The counterclaim requests amounts due pursuant to the strategic alliance
agreement, the costs of litigation, and reasonable attorneys' fees. Since
filing the initial complaint, Paradygm has been permitted to add Vodavi-CT
alleging that Vodavi-CT participated in the alleged fraudulent inducement
of Mr. Patel.
On December 21, 1998, the case was removed from the Superior Court to the
United States District Court for the Northern District of Georgia - Atlanta
Division. On July 28, 1999, Vodavi-CT filed an answer and denied those
allegations on the same basis as VCS' original answer. The parties are
currently conducting discovery. The Company is vigorously defending this
lawsuit. No provision has been made in the consolidated financial
statements.
From time to time the Company is subject to certain asserted and unasserted
claims encountered in the normal course of business. It is the Company's
belief that the resolution of these matters will not have a material
adverse effect on our financial position or results of operations, however,
we cannot provide assurance that damages that result in a material adverse
effect on our financial position or results of operations will not be
imposed in these matters.
b. OPERATING LEASES
The Company has entered into long-term operating lease agreements for all
of its office and warehouse facilities. Minimum payments under the
Company's lease agreements are as follows:
Years Ending
December 31, Operating Leases
------------ ----------------
(IN THOUSANDS)
2002 $ 1,102
2003 965
2004 965
2005 785
2006 785
Thereafter 3,927
-------
Total Minimum lease commitments 8,529
Total minimum noncancellable sublease rentals (558)
-------
$ 7,971
=======
F-13
Certain of the Company's lease agreements provide for initial periods of
free or discounted rental payments. Rent expense is recognized on a
straight-line basis and was approximately $1,112,000 for each of the years
ended December 31, 2001, 2000, and 1999, respectively. The difference
between rent expensed and rent paid ("rent equalization") was $94,000,
$51,000, and $13,000 for the years ended December 31, 2001, 2000, and 1999,
respectively.
c. 401(k) PROFIT SHARING PLAN
The Company sponsors a profit sharing plan (the 401(k) Plan) pursuant to
Section 401(k) of the Internal Revenue Code of 1986. The 401(k) Plan covers
substantially all full-time employees who meet the eligibility requirements
and provides for a discretionary profit sharing contribution by the Company
and an employee elective contribution with a discretionary Company matching
provision. The Company expensed discretionary contributions pursuant to the
401(k) Plan in the amounts of $63,000, $76,000, and $68,000, for the years
ended December 31, 2001, 2000, and 1999, respectively.
5. STOCKHOLDERS' EQUITY
a. TREASURY STOCK
In the fourth quarter of 1999, the Company began acquiring shares of its
common stock in connection with a stock repurchase program authorized by
the Company's Board of Directors in October 1999. That program authorized
the Company to purchase up to 400,000 common shares over a six-month
period, which was subsequently extended through June 2001, on the open
market or pursuant to negotiated transactions at price levels the Company
deems attractive. As of December 31, 2001, the Company had purchased
318,700 shares at an aggregate cost of $759,000.
b. WARRANTS
In February 1999, pursuant to a marketing agreement with its former
investor relations firm, the Company issued warrants for 122,500 shares of
the Company's common stock at prices between $4.00-$6.50 per share. The
Company valued these warrants at $26,000 utilizing the Black-Scholes option
pricing model, and amortized this amount to expense over the 12-month
period of the initial agreement. The Company terminated their agreement
with the firm in November 2000. The warrants expired unexercised in 2001.

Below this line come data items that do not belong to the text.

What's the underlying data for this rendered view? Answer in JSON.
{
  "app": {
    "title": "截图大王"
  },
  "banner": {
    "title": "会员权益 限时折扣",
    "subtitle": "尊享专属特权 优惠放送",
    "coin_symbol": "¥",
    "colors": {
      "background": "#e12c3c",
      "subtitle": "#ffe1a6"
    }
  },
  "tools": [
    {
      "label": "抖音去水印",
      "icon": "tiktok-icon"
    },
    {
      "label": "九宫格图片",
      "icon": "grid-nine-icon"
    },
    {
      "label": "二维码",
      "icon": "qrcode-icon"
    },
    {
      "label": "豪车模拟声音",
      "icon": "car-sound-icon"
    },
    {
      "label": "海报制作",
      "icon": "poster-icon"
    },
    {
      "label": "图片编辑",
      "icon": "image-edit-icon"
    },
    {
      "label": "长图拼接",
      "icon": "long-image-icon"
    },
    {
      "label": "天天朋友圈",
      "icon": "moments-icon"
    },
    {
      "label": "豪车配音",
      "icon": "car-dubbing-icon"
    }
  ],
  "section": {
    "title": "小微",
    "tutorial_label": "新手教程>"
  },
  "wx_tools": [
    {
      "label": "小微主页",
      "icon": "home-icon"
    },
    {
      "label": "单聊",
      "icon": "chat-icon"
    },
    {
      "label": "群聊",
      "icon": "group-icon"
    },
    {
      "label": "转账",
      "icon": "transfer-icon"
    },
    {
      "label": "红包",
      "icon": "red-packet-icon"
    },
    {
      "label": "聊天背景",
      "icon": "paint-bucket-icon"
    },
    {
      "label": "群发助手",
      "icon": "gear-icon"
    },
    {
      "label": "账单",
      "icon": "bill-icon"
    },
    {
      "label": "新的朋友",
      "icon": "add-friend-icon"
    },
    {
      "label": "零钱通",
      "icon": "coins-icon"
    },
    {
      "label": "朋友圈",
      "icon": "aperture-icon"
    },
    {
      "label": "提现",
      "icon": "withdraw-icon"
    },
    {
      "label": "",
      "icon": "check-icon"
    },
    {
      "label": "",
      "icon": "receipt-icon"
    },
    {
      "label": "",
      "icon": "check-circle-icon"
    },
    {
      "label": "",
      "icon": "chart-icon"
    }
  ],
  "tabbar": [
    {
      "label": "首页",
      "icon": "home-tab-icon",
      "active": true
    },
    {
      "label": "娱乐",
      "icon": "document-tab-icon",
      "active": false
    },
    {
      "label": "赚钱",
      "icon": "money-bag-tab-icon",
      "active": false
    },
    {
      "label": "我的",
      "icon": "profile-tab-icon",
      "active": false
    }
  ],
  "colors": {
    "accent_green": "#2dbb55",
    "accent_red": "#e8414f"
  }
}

c. VODAVI TECHNOLOGY, INC. 1994 STOCK OPTION PLAN
The Vodavi Technology, Inc. 1994 Stock Option Plan (the Plan), as amended,
provides for the granting of (a) options to purchase shares of the
Company's common stock, (b) stock appreciation rights, (c) shares of the
Company's common stock, or (d) other cash awards related to the value of
the Company's common stock. Under the Plan, options and other awards may be
issued to key personnel of the Company. The options issued may be incentive
stock options or nonqualified stock options. The Plan also includes an
automatic program under which nonqualified options are automatically
granted to the Company's nonemployee directors. If any options terminate or
expire without having been exercised in full, the stock underlying such
options will again be available for grant under the Plan. In June 2000,
shareholders approved an increase in the number of shares that may be
issued under the plan from 850,000 to 1,100,000. The Plan expires in 2004.
To the extent that granted options are incentive stock options, the terms
and conditions of those options must be consistent with the qualification
requirements set forth in Section 422 of the Internal Revenue Code of 1986.
The maximum number of shares of common stock that can be granted to any one
employee, including officers, during the term of the Plan may not exceed
50% of the shares of common stock covered by the Plan.
The expiration date, maximum number of shares purchasable, and the other
provisions of the options are established at the time of grant. Options may
be granted for terms of up to ten years and become exercisable in whole or
in one or more installments at such time as may be determined by the plan
administrator, but the exercise price may not be less than 100% (110% if
the option is granted to a stockholder who at the time the option is
granted owns stock representing more than ten percent of the total
F-14
combined voting power of all classes of the Company's stock) of the fair
market value of the common stock at the time of the grant.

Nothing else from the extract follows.